The International Monetary Fund sent a shock through the financial markets today when it said that China would surpass the U.S. as the world's largest economy by 2016. But really, any investor that's been paying attention the last few years since the financial crisis hit the economy shouldn't consider this that big of a surprise. In addition to the U.S. government's inability to control spending and stalled financial sector, China's economy has been red hot for years now.
Though news of a country actually surpassing the U.S. is still a shock to most, especially one that was only one-third the size of the U.S. economy only a decade ago. But according to the IMF in its most recent forecast, China's economy will outgrow the U.S.'s gross domestic product as measured by purchasing power parity. In 2016, the U.S. will have a GDP of $18.5 trillion, equating to roughly 17.7 percent of global GDP. The U.S. currently has a GDP of $15 trillion, and makes up 20 percent of the world's economy.

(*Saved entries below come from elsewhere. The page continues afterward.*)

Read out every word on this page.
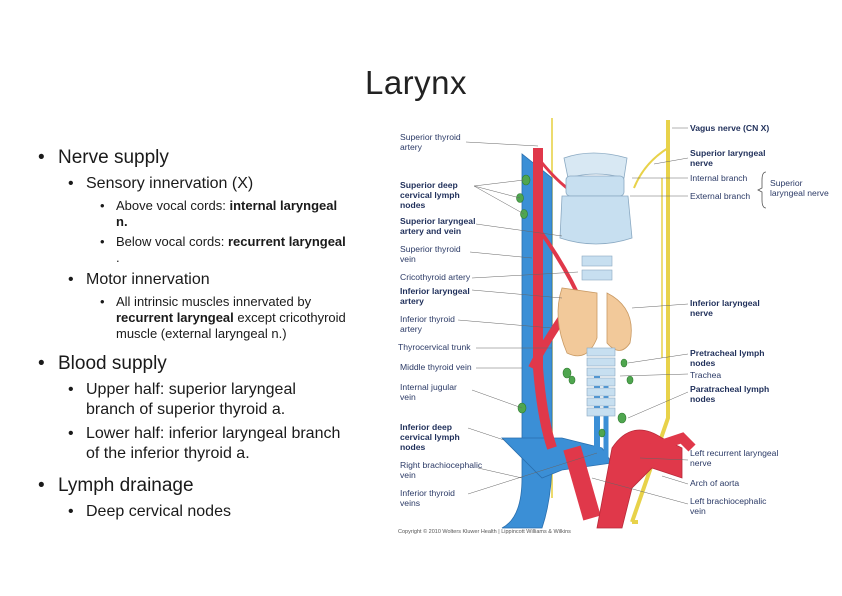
Larynx
• Nerve supply
• Sensory innervation (X)
• Above vocal cords: internal laryngeal n.
• Below vocal cords: recurrent laryngeal .
• Motor innervation
• All intrinsic muscles innervated by recurrent laryngeal except cricothyroid muscle (external laryngeal n.)
• Blood supply
• Upper half: superior laryngeal branch of superior thyroid a.
• Lower half: inferior laryngeal branch of the inferior thyroid a.
• Lymph drainage
• Deep cervical nodes
Superior thyroid artery
Superior deep cervical lymph nodes
Superior laryngeal artery and vein
Superior thyroid vein
Cricothyroid artery
Inferior laryngeal artery
Inferior thyroid artery
Thyrocervical trunk
Middle thyroid vein
Internal jugular vein
Inferior deep cervical lymph nodes
Right brachiocephalic vein
Inferior thyroid veins
Vagus nerve (CN X)
Superior laryngeal nerve
Internal branch
External branch
Superior laryngeal nerve
Inferior laryngeal nerve
Pretracheal lymph nodes
Trachea
Paratracheal lymph nodes
Left recurrent laryngeal nerve
Arch of aorta
Left brachiocephalic vein
Copyright © 2010 Wolters Kluwer Health | Lippincott Williams & Wilkins
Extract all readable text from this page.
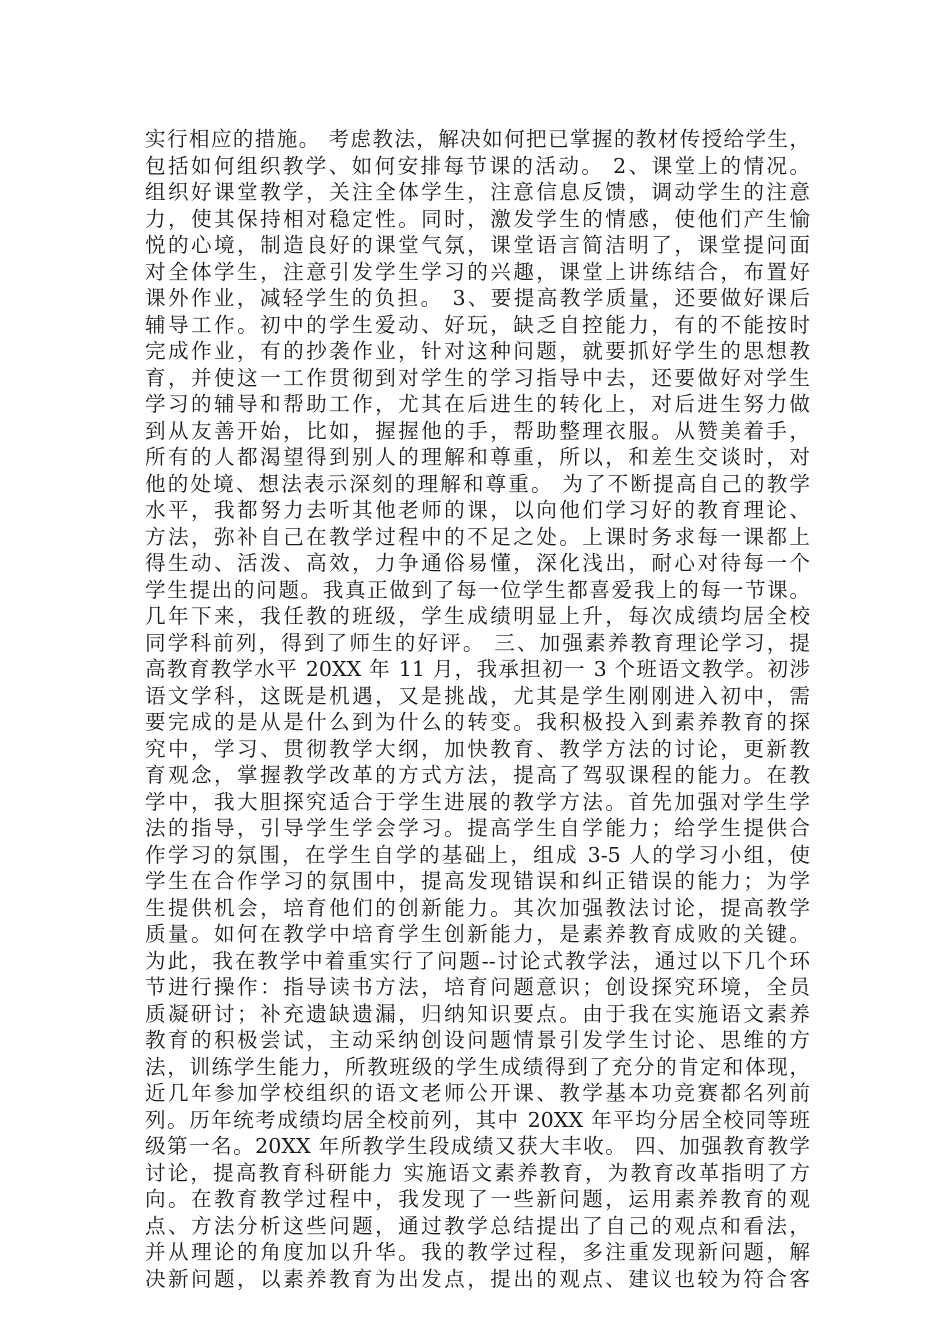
实行相应的措施。 考虑教法，解决如何把已掌握的教材传授给学生，
包括如何组织教学、如何安排每节课的活动。 2、课堂上的情况。
组织好课堂教学，关注全体学生，注意信息反馈，调动学生的注意
力，使其保持相对稳定性。同时，激发学生的情感，使他们产生愉
悦的心境，制造良好的课堂气氛，课堂语言简洁明了，课堂提问面
对全体学生，注意引发学生学习的兴趣，课堂上讲练结合，布置好
课外作业，减轻学生的负担。 3、要提高教学质量，还要做好课后
辅导工作。初中的学生爱动、好玩，缺乏自控能力，有的不能按时
完成作业，有的抄袭作业，针对这种问题，就要抓好学生的思想教
育，并使这一工作贯彻到对学生的学习指导中去，还要做好对学生
学习的辅导和帮助工作，尤其在后进生的转化上，对后进生努力做
到从友善开始，比如，握握他的手，帮助整理衣服。从赞美着手，
所有的人都渴望得到别人的理解和尊重，所以，和差生交谈时，对
他的处境、想法表示深刻的理解和尊重。 为了不断提高自己的教学
水平，我都努力去听其他老师的课，以向他们学习好的教育理论、
方法，弥补自己在教学过程中的不足之处。上课时务求每一课都上
得生动、活泼、高效，力争通俗易懂，深化浅出，耐心对待每一个
学生提出的问题。我真正做到了每一位学生都喜爱我上的每一节课。
几年下来，我任教的班级，学生成绩明显上升，每次成绩均居全校
同学科前列，得到了师生的好评。 三、加强素养教育理论学习，提
高教育教学水平 20XX 年 11 月，我承担初一 3 个班语文教学。初涉
语文学科，这既是机遇，又是挑战，尤其是学生刚刚进入初中，需
要完成的是从是什么到为什么的转变。我积极投入到素养教育的探
究中，学习、贯彻教学大纲，加快教育、教学方法的讨论，更新教
育观念，掌握教学改革的方式方法，提高了驾驭课程的能力。在教
学中，我大胆探究适合于学生进展的教学方法。首先加强对学生学
法的指导，引导学生学会学习。提高学生自学能力；给学生提供合
作学习的氛围，在学生自学的基础上，组成 3-5 人的学习小组，使
学生在合作学习的氛围中，提高发现错误和纠正错误的能力；为学
生提供机会，培育他们的创新能力。其次加强教法讨论，提高教学
质量。如何在教学中培育学生创新能力，是素养教育成败的关键。
为此，我在教学中着重实行了问题--讨论式教学法，通过以下几个环
节进行操作：指导读书方法，培育问题意识；创设探究环境，全员
质凝研讨；补充遗缺遗漏，归纳知识要点。由于我在实施语文素养
教育的积极尝试，主动采纳创设问题情景引发学生讨论、思维的方
法，训练学生能力，所教班级的学生成绩得到了充分的肯定和体现，
近几年参加学校组织的语文老师公开课、教学基本功竞赛都名列前
列。历年统考成绩均居全校前列，其中 20XX 年平均分居全校同等班
级第一名。20XX 年所教学生段成绩又获大丰收。 四、加强教育教学
讨论，提高教育科研能力 实施语文素养教育，为教育改革指明了方
向。在教育教学过程中，我发现了一些新问题，运用素养教育的观
点、方法分析这些问题，通过教学总结提出了自己的观点和看法，
并从理论的角度加以升华。我的教学过程，多注重发现新问题，解
决新问题，以素养教育为出发点，提出的观点、建议也较为符合客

Hard to top, right? But apparently China, who's current GDP weighs in at 11.2 trillion (14 percent) will grow to an astounding $19 trillion in five years and make up 18 percent of the world's GDP.
Criticism of IMF Forecast
But the IMF figures are far from consensus and definitely not a foregone conclusion. Experts point to the GDP metric the organization uses and the lack of accounting for China's growing pains or economic disruptions. As hot as China's economy has been, maintaining a 9.7 annual GDP growth rate consistently is still a tall order. In addition, China is facing an infrastructure and real estate bubble that's been inflating the last few years.
One of the problems for China may be that it has been growing too fast for its own good. Inflation is becoming a legitimate concern, and the cultural and political shifts that come from transitioning into a super power can also cause a strain as well.
China on Top
To its credit, China is well-positioned to capitalize on current economic trends and the U.S.'s financial vulnerabilities going forward. In addition to a larger economy, China may even surpass the military might of Uncle Sam, a notion some probably deemed impossible. At this rate, with China continuing to devalue its currency against the U.S. despite the weakened dollar and fund its addiction to debt, its not hard to imagine the two trends coming to a head. China is ascending while the U.S. seems to be descending at an accelerated pace.
U.S. Stays Dominant
Five years is a relatively short period in economic time, and if the U.S. lawmakers cannot get their act together to turn the tide, Americans will be facing a new world in which China may, in fact, be the new global leader in economic and political influence. However, the U.S. is still currently considered the financial capital of the world and leverages innovative industries that could spark a new boom market. When, where and if that happens, however, is impossible to predict. On the bright side, even if the IMF is correct in five years, the GDP per capita for both countries would still suggest that the U.S. is still ahead of China. In that sense, the U.S. economy is still on top.